Near-infrared emitting graphene quantum dots synthesized from reduced graphene oxide for in vitro/in vivo/ex vivo bioimaging applications

Abstract

Abstract Near-infrared (NIR) emissive nanomaterials are desired for bioimaging and drug delivery applications due to the high tissue penetration depth of NIR light, enabling in vitro/ex vivo/in vivo fluorescence tracking.
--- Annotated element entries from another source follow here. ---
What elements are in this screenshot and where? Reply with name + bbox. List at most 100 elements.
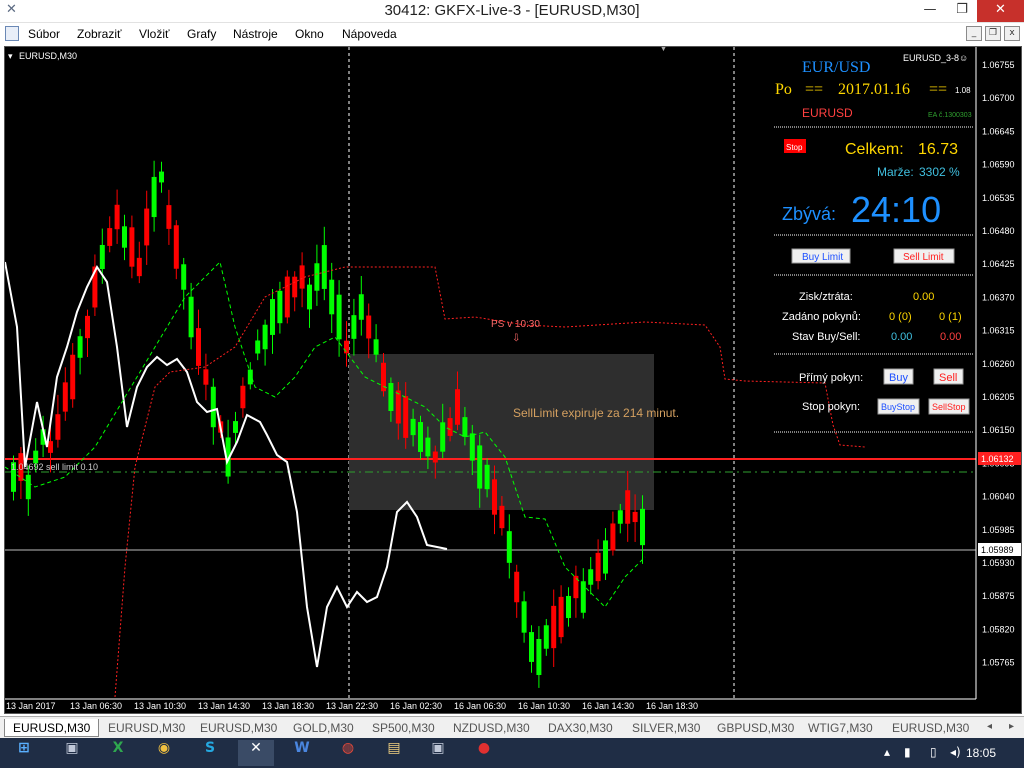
- candle-body: [151, 176, 157, 218]
- scroll-marker-icon: ▼: [660, 47, 667, 53]
- candle-body: [129, 227, 135, 267]
- tab-chart-2[interactable]: EURUSD,M30: [108, 719, 185, 737]
- candle-body: [529, 632, 534, 662]
- candle-body: [25, 474, 31, 500]
- taskbar-app-icon-10[interactable]: ●: [466, 740, 502, 766]
- price-tick-label: 1.06590: [982, 160, 1015, 170]
- candle-body: [159, 171, 164, 183]
- stop-button[interactable]: Stop: [786, 143, 803, 152]
- candle-body: [233, 421, 238, 433]
- price-tick-label: 1.05930: [982, 558, 1015, 568]
- chart-window[interactable]: 1.06755 1.06700 1.06645 1.06590 1.06535 1.064…: [4, 46, 1022, 714]
- price-tick-label: 1.06755: [982, 60, 1015, 70]
- taskbar-clock[interactable]: 18:05: [966, 746, 996, 760]
- network-icon[interactable]: ▮: [904, 745, 911, 759]
- time-tick-label: 16 Jan 10:30: [518, 701, 570, 711]
- candle-body: [85, 315, 90, 339]
- total-value: 16.73: [918, 141, 958, 158]
- start-windows-icon[interactable]: ⊞: [6, 740, 42, 766]
- tab-chart-8[interactable]: SILVER,M30: [632, 719, 700, 737]
- document-icon[interactable]: [5, 26, 19, 41]
- menu-help[interactable]: Nápoveda: [342, 27, 397, 41]
- sell-limit-button[interactable]: Sell Limit: [903, 252, 944, 263]
- mdi-restore-icon[interactable]: ❐: [985, 26, 1001, 41]
- tab-chart-3[interactable]: EURUSD,M30: [200, 719, 277, 737]
- menu-window[interactable]: Okno: [295, 27, 324, 41]
- candle-body: [344, 340, 349, 354]
- price-tick-label: 1.06315: [982, 326, 1015, 336]
- sell-limit-text: 1.04692 sell limit 0.10: [11, 462, 98, 472]
- candle-body: [610, 523, 616, 551]
- buy-limit-button[interactable]: Buy Limit: [802, 252, 843, 263]
- sell-button[interactable]: Sell: [939, 372, 957, 384]
- battery-icon[interactable]: ▯: [930, 745, 937, 759]
- tab-chart-4[interactable]: GOLD,M30: [293, 719, 354, 737]
- candle-body: [70, 354, 76, 400]
- buy-button[interactable]: Buy: [889, 372, 908, 384]
- candle-body: [107, 228, 113, 246]
- state-sell: 0.00: [940, 331, 961, 343]
- candle-body: [351, 315, 357, 339]
- candle-body: [551, 605, 557, 649]
- price-tick-label: 1.05875: [982, 591, 1015, 601]
- tab-chart-1[interactable]: EURUSD,M30: [4, 719, 100, 737]
- restore-icon[interactable]: ❐: [946, 0, 978, 22]
- tab-scroll-left-icon[interactable]: ◂: [987, 719, 992, 737]
- menu-tools[interactable]: Nástroje: [233, 27, 278, 41]
- candle-body: [440, 422, 446, 452]
- candle-body: [196, 328, 201, 366]
- candle-body: [477, 445, 483, 489]
- candle-body: [373, 339, 379, 355]
- total-label: Celkem:: [845, 141, 904, 158]
- minimize-icon[interactable]: —: [914, 0, 946, 22]
- skype-icon[interactable]: S: [192, 740, 228, 766]
- tray-chevron-icon[interactable]: ▴: [884, 745, 890, 759]
- tab-chart-7[interactable]: DAX30,M30: [548, 719, 613, 737]
- candle-body: [484, 464, 490, 490]
- candle-body: [122, 226, 127, 248]
- menu-view[interactable]: Zobraziť: [77, 27, 122, 41]
- candle-body: [240, 385, 246, 409]
- taskbar-app-icon-1[interactable]: ▣: [54, 740, 90, 766]
- candle-body: [270, 299, 275, 335]
- chrome-icon[interactable]: ◍: [330, 740, 366, 766]
- mdi-close-icon[interactable]: x: [1004, 26, 1020, 41]
- price-tick-label: 1.05765: [982, 658, 1015, 668]
- word-icon[interactable]: W: [284, 740, 320, 766]
- time-tick-label: 13 Jan 10:30: [134, 701, 186, 711]
- candle-body: [307, 284, 312, 310]
- taskbar-app-icon-9[interactable]: ▣: [420, 740, 456, 766]
- menu-file[interactable]: Súbor: [28, 27, 60, 41]
- time-tick-label: 13 Jan 06:30: [70, 701, 122, 711]
- time-tick-label: 16 Jan 14:30: [582, 701, 634, 711]
- candle-body: [632, 511, 638, 523]
- menu-insert[interactable]: Vložiť: [139, 27, 170, 41]
- tab-chart-10[interactable]: WTIG7,M30: [808, 719, 873, 737]
- tab-chart-9[interactable]: GBPUSD,M30: [717, 719, 794, 737]
- metatrader-icon[interactable]: ✕: [238, 740, 274, 766]
- mdi-minimize-icon[interactable]: _: [966, 26, 982, 41]
- panel-ea-number: EA č.1300303: [928, 112, 972, 119]
- tab-chart-6[interactable]: NZDUSD,M30: [453, 719, 530, 737]
- candle-body: [403, 396, 409, 438]
- price-tick-label: 1.06260: [982, 359, 1015, 369]
- taskbar-app-icon-3[interactable]: ◉: [146, 740, 182, 766]
- candle-body: [48, 441, 53, 453]
- candle-body: [425, 437, 431, 457]
- chart-tabs: EURUSD,M30 EURUSD,M30 EURUSD,M30 GOLD,M3…: [0, 716, 1024, 738]
- time-tick-label: 13 Jan 22:30: [326, 701, 378, 711]
- tab-scroll-right-icon[interactable]: ▸: [1009, 719, 1014, 737]
- price-tick-label: 1.06535: [982, 193, 1015, 203]
- buystop-button[interactable]: BuyStop: [881, 402, 915, 412]
- tab-chart-11[interactable]: EURUSD,M30: [892, 719, 969, 737]
- menu-charts[interactable]: Grafy: [187, 27, 216, 41]
- close-icon[interactable]: ✕: [977, 0, 1024, 22]
- file-explorer-icon[interactable]: ▤: [376, 740, 412, 766]
- volume-icon[interactable]: ◂): [950, 745, 961, 759]
- tab-chart-5[interactable]: SP500,M30: [372, 719, 435, 737]
- price-tick-label: 1.06150: [982, 425, 1015, 435]
- price-chart[interactable]: 1.06755 1.06700 1.06645 1.06590 1.06535 1.064…: [5, 47, 1022, 714]
- price-tick-label: 1.06425: [982, 259, 1015, 269]
- excel-icon[interactable]: X: [100, 740, 136, 766]
- sellstop-button[interactable]: SellStop: [932, 402, 966, 412]
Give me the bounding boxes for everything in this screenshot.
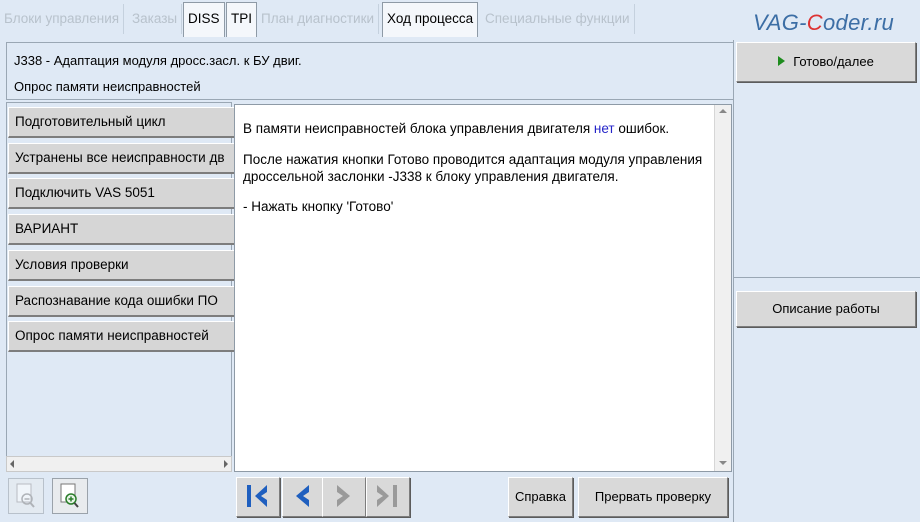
instruction-text: После нажатия кнопки Готово проводится а… — [243, 152, 703, 184]
help-button[interactable]: Справка — [508, 477, 573, 517]
test-header: J338 - Адаптация модуля дросс.засл. к БУ… — [6, 42, 733, 100]
scroll-down-icon[interactable] — [719, 461, 727, 465]
action-text: - Нажать кнопку 'Готово' — [243, 199, 394, 214]
zoom-in-button[interactable] — [52, 478, 88, 514]
skip-last-icon — [377, 485, 397, 507]
brand-watermark: VAG-Coder.ru — [753, 10, 894, 35]
work-description-button[interactable]: Описание работы — [736, 291, 916, 327]
result-text: В памяти неисправностей блока управления… — [243, 121, 670, 136]
scroll-left-icon[interactable] — [10, 460, 14, 468]
test-subtitle: Опрос памяти неисправностей — [14, 79, 201, 94]
chevron-left-icon — [296, 485, 309, 507]
done-next-button[interactable]: Готово/далее — [736, 42, 916, 82]
step-item[interactable]: Условия проверки — [8, 250, 239, 281]
scroll-right-icon[interactable] — [224, 460, 228, 468]
step-item[interactable]: Распознавание кода ошибки ПО — [8, 286, 239, 317]
step-item[interactable]: Устранены все неисправности дв — [8, 143, 239, 174]
play-icon — [778, 56, 786, 66]
right-panel: Готово/далее Описание работы — [733, 40, 920, 522]
next-step-button[interactable] — [322, 477, 366, 517]
divider — [734, 277, 920, 278]
first-step-button[interactable] — [236, 477, 280, 517]
test-title: J338 - Адаптация модуля дросс.засл. к БУ… — [14, 53, 302, 68]
chevron-right-icon — [337, 485, 350, 507]
zoom-out-button[interactable] — [8, 478, 44, 514]
zoom-out-icon — [16, 483, 35, 508]
step-item-current[interactable]: Опрос памяти неисправностей — [8, 321, 239, 352]
steps-horizontal-scrollbar[interactable] — [6, 456, 232, 472]
steps-list: Подготовительный цикл Устранены все неис… — [6, 102, 239, 472]
tab-bar: Блоки управления Заказы DISS TPI План ди… — [0, 0, 920, 38]
tab-tpi[interactable]: TPI — [226, 2, 258, 37]
tab-diagnostic-plan[interactable]: План диагностики — [257, 4, 380, 34]
zoom-in-icon — [60, 483, 79, 508]
scroll-up-icon[interactable] — [719, 109, 727, 113]
content-vertical-scrollbar[interactable] — [714, 105, 731, 471]
skip-first-icon — [247, 485, 267, 507]
tab-diss[interactable]: DISS — [183, 2, 225, 37]
step-item[interactable]: Подключить VAS 5051 — [8, 178, 239, 209]
tab-process-flow[interactable]: Ход процесса — [382, 2, 479, 37]
tab-special-functions[interactable]: Специальные функции — [481, 4, 635, 34]
step-item[interactable]: Подготовительный цикл — [8, 107, 239, 138]
last-step-button[interactable] — [366, 477, 410, 517]
abort-test-button[interactable]: Прервать проверку — [578, 477, 728, 517]
previous-step-button[interactable] — [282, 477, 326, 517]
tab-orders[interactable]: Заказы — [128, 4, 183, 34]
tab-control-units[interactable]: Блоки управления — [0, 4, 125, 34]
step-item[interactable]: ВАРИАНТ — [8, 214, 239, 245]
instruction-panel: В памяти неисправностей блока управления… — [234, 104, 732, 472]
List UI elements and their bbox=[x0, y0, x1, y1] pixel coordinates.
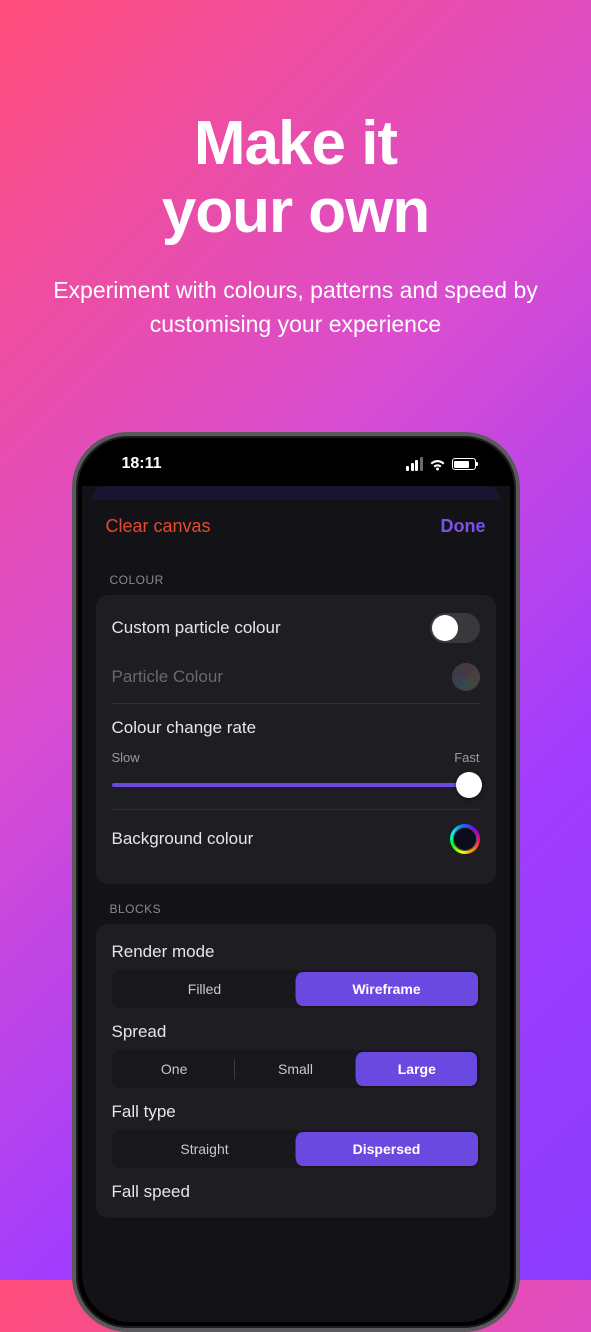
segment-one[interactable]: One bbox=[114, 1052, 235, 1086]
label-particle-colour: Particle Colour bbox=[112, 667, 224, 687]
row-fall-type: Fall type Straight Dispersed bbox=[112, 1088, 480, 1168]
segment-large[interactable]: Large bbox=[356, 1052, 477, 1086]
row-particle-colour[interactable]: Particle Colour bbox=[112, 657, 480, 703]
status-time: 18:11 bbox=[122, 455, 162, 473]
segment-dispersed[interactable]: Dispersed bbox=[296, 1132, 478, 1166]
section-header-colour: COLOUR bbox=[96, 555, 496, 595]
clear-canvas-button[interactable]: Clear canvas bbox=[106, 516, 211, 537]
hero-title-line2: your own bbox=[162, 177, 430, 246]
segmented-render-mode: Filled Wireframe bbox=[112, 970, 480, 1008]
colour-picker-background[interactable] bbox=[450, 824, 480, 854]
slider-thumb[interactable] bbox=[456, 772, 482, 798]
hero-title: Make it your own bbox=[0, 110, 591, 246]
battery-icon bbox=[452, 458, 476, 470]
blocks-card: Render mode Filled Wireframe Spread One … bbox=[96, 924, 496, 1218]
label-fall-type: Fall type bbox=[112, 1102, 480, 1122]
label-fall-speed: Fall speed bbox=[112, 1182, 480, 1202]
segment-filled[interactable]: Filled bbox=[114, 972, 296, 1006]
label-slow: Slow bbox=[112, 750, 140, 765]
colour-card: Custom particle colour Particle Colour C… bbox=[96, 595, 496, 884]
toggle-custom-particle[interactable] bbox=[430, 613, 480, 643]
colour-picker-particle[interactable] bbox=[452, 663, 480, 691]
status-bar: 18:11 bbox=[82, 442, 510, 486]
done-button[interactable]: Done bbox=[441, 516, 486, 537]
label-custom-particle: Custom particle colour bbox=[112, 618, 281, 638]
segment-wireframe[interactable]: Wireframe bbox=[296, 972, 478, 1006]
hero-title-line1: Make it bbox=[194, 109, 397, 178]
hero: Make it your own Experiment with colours… bbox=[0, 0, 591, 341]
settings-content[interactable]: COLOUR Custom particle colour Particle C… bbox=[82, 545, 510, 1218]
sheet-navbar: Clear canvas Done bbox=[82, 500, 510, 545]
status-indicators bbox=[406, 457, 476, 471]
row-fall-speed: Fall speed bbox=[112, 1168, 480, 1202]
row-change-rate: Colour change rate Slow Fast bbox=[112, 704, 480, 803]
label-fast: Fast bbox=[454, 750, 479, 765]
segmented-spread: One Small Large bbox=[112, 1050, 480, 1088]
phone-screen: 18:11 Clear canvas Done COLOUR Custom pa… bbox=[82, 442, 510, 1322]
label-change-rate: Colour change rate bbox=[112, 718, 480, 738]
phone-frame: 18:11 Clear canvas Done COLOUR Custom pa… bbox=[72, 432, 520, 1332]
row-render-mode: Render mode Filled Wireframe bbox=[112, 928, 480, 1008]
sheet-background-peek bbox=[92, 486, 500, 500]
cellular-icon bbox=[406, 457, 423, 471]
segment-straight[interactable]: Straight bbox=[114, 1132, 296, 1166]
segmented-fall-type: Straight Dispersed bbox=[112, 1130, 480, 1168]
section-header-blocks: BLOCKS bbox=[96, 884, 496, 924]
slider-labels: Slow Fast bbox=[112, 750, 480, 765]
row-custom-particle: Custom particle colour bbox=[112, 599, 480, 657]
label-render-mode: Render mode bbox=[112, 942, 480, 962]
slider-change-rate[interactable] bbox=[112, 771, 480, 799]
hero-subtitle: Experiment with colours, patterns and sp… bbox=[0, 274, 591, 341]
label-spread: Spread bbox=[112, 1022, 480, 1042]
wifi-icon bbox=[429, 458, 446, 471]
row-background-colour[interactable]: Background colour bbox=[112, 810, 480, 868]
segment-small[interactable]: Small bbox=[235, 1052, 356, 1086]
row-spread: Spread One Small Large bbox=[112, 1008, 480, 1088]
label-background-colour: Background colour bbox=[112, 829, 254, 849]
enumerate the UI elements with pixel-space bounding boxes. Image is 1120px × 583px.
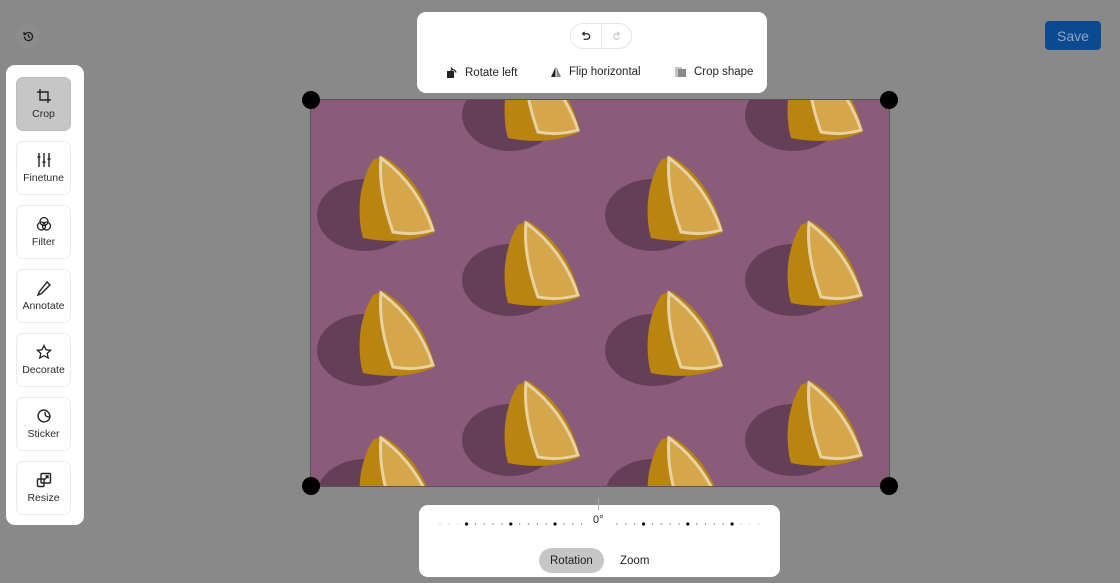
dial-tick [749, 523, 751, 525]
dial-tick [616, 523, 618, 525]
dial-tick [439, 523, 441, 525]
dial-tick [553, 522, 557, 526]
redo-icon [613, 30, 620, 40]
dial-tick [695, 523, 698, 525]
dial-tick [641, 522, 646, 526]
dial-tick [580, 523, 583, 525]
dial-tick [518, 523, 521, 525]
rotate-left-button[interactable]: Rotate left [446, 66, 517, 79]
sidebar-item-annotate[interactable]: Annotate [16, 269, 71, 323]
dial-tick [457, 523, 459, 525]
dial-tick [678, 523, 680, 525]
undo-redo-group [570, 23, 632, 49]
sidebar-item-sticker[interactable]: Sticker [16, 397, 71, 451]
dial-tick [757, 523, 760, 525]
dial-tick [740, 523, 742, 525]
flip-horizontal-button[interactable]: Flip horizontal [550, 66, 641, 78]
crop-shape-button[interactable]: Crop shape [674, 66, 753, 78]
dial-tick [509, 522, 513, 526]
flip-horizontal-icon [551, 67, 561, 77]
history-icon [22, 31, 33, 41]
dial-tick [492, 523, 494, 525]
tab-zoom[interactable]: Zoom [609, 548, 660, 573]
lemon [462, 380, 580, 476]
rotate-left-label: Rotate left [465, 66, 518, 79]
sidebar-item-resize[interactable]: Resize [16, 461, 71, 515]
dial-tick [625, 523, 627, 525]
dial-tick [545, 523, 547, 525]
lemon-image [317, 100, 863, 486]
crop-shape-icon [675, 67, 686, 77]
sidebar-item-decorate[interactable]: Decorate [16, 333, 71, 387]
lemon [606, 435, 715, 486]
crop-handle-bottom-left[interactable] [302, 477, 320, 495]
undo-icon [582, 30, 591, 40]
dial-tick [572, 523, 574, 525]
crop-toolbar: Rotate left Flip horizontal Crop shape [417, 12, 767, 93]
sidebar-item-crop[interactable]: Crop [16, 77, 71, 131]
dial-tick [669, 523, 671, 525]
dial-tick [536, 523, 539, 525]
image-canvas[interactable] [310, 99, 890, 487]
crop-handle-top-right[interactable] [880, 91, 898, 109]
lemon [745, 220, 863, 316]
dial-tick [474, 523, 477, 525]
sidebar-item-label: Decorate [22, 364, 65, 376]
dial-tick [651, 523, 654, 525]
dial-tick [634, 523, 636, 525]
crop-handle-bottom-right[interactable] [880, 477, 898, 495]
lemon [605, 290, 723, 386]
dial-indicator [598, 498, 599, 510]
lemon [605, 155, 723, 251]
resize-icon [36, 472, 51, 488]
sidebar-item-label: Resize [27, 492, 60, 504]
pencil-icon [36, 280, 51, 296]
dial-tick [464, 522, 469, 526]
lemon [317, 155, 435, 251]
sidebar-item-label: Sticker [27, 428, 60, 440]
lemon [462, 100, 580, 151]
sidebar-item-label: Crop [32, 108, 55, 120]
sliders-icon [37, 153, 50, 167]
dial-tick [563, 523, 565, 525]
dial-tick [722, 523, 724, 525]
crop-icon [36, 89, 51, 103]
filter-circles-icon [36, 216, 51, 231]
sidebar-item-filter[interactable]: Filter [16, 205, 71, 259]
sidebar-item-label: Annotate [22, 300, 65, 312]
undo-button[interactable] [571, 24, 601, 48]
sticker-icon [36, 409, 51, 423]
save-button[interactable]: Save [1045, 21, 1101, 50]
dial-tick [448, 523, 450, 525]
dial-tick [686, 522, 690, 526]
lemon [317, 290, 435, 386]
flip-horizontal-label: Flip horizontal [569, 66, 641, 78]
crop-shape-label: Crop shape [694, 66, 754, 78]
tab-rotation[interactable]: Rotation [539, 548, 604, 573]
lemon [462, 220, 580, 316]
dial-tick [527, 523, 530, 525]
rotate-left-icon [447, 67, 457, 78]
lemon [318, 435, 427, 486]
tool-sidebar: Crop Finetune Filter Annotate Decorate S… [6, 65, 84, 525]
star-icon [35, 344, 52, 360]
dial-tick [483, 523, 485, 525]
rotation-panel: 0° Rotation Zoom [419, 498, 780, 577]
dial-tick [660, 523, 662, 525]
dial-tick [730, 522, 734, 526]
crop-handle-top-left[interactable] [302, 91, 320, 109]
lemon [745, 380, 863, 476]
dial-tick [501, 523, 503, 525]
rotation-value: 0° [593, 514, 604, 526]
dial-tick [713, 523, 716, 525]
history-button[interactable] [15, 23, 41, 49]
dial-tick [704, 523, 707, 525]
sidebar-item-finetune[interactable]: Finetune [16, 141, 71, 195]
sidebar-item-label: Filter [31, 236, 56, 248]
lemon [745, 100, 863, 151]
sidebar-item-label: Finetune [23, 172, 64, 184]
redo-button[interactable] [600, 24, 632, 48]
Considering the scarcity of NIR-fluorescing biocompatible nanostructures, we have for the first-time synthesized nanometer-sized reduced graphene oxide-derived graphene quantum dots (RGQDs) with NIR (950 nm) emission highly biocompatible in vitro with no preliminary toxic response in vivo. RGQDs are obtained in a high-yield (∼90%) top-down sodium hypochlorite/ultraviolet-driven synthetic process from non-emissive micron-sized reduced graphene oxide (RGO) flakes. This oxidation of RGO yields quantum dots with an average size of 3.54 ± 0.05 nm and a highly crystalline graphitic lattice structure with distinguishable lattice fringes. RGQDs exhibit excitation-independent emission in the visible and NIR-I region with a maximum NIR quantum yield of ∼7%. Unlike their parent material, RGQDs show substantial biocompatibility with ∼75%–80% cell viability up to high (1 mg ml−1) concentrations verified via both MTT and luminescence-based cytotoxicity assays. Tracked in vitro via their NIR fluorescence, RGQDs exhibit efficient internalization in HeLa cells maximized at 12 h with further anticipated excretion. In vivo, RGQDs introduced intravenously to NCr nude mice allow for fluorescence imaging in live sedated animals without the need in sacrificing those at imaging time points. Their distribution in spleen, kidneys, liver, and intestine assessed from NIR fluorescence in live mice, is further confirmed by excised organ analysis and microscopy of organ tissue slices. This outlines the potential of novel RGQDs as NIR imaging probes suitable for tracking therapeutic delivery in live animal models. A combination of smaller size, water-solubility, bright NIR emission, simple/scalable synthesis, and high biocompatibility gives RGQDs a critical advantage over a number of existing nanomaterials-based imaging platforms.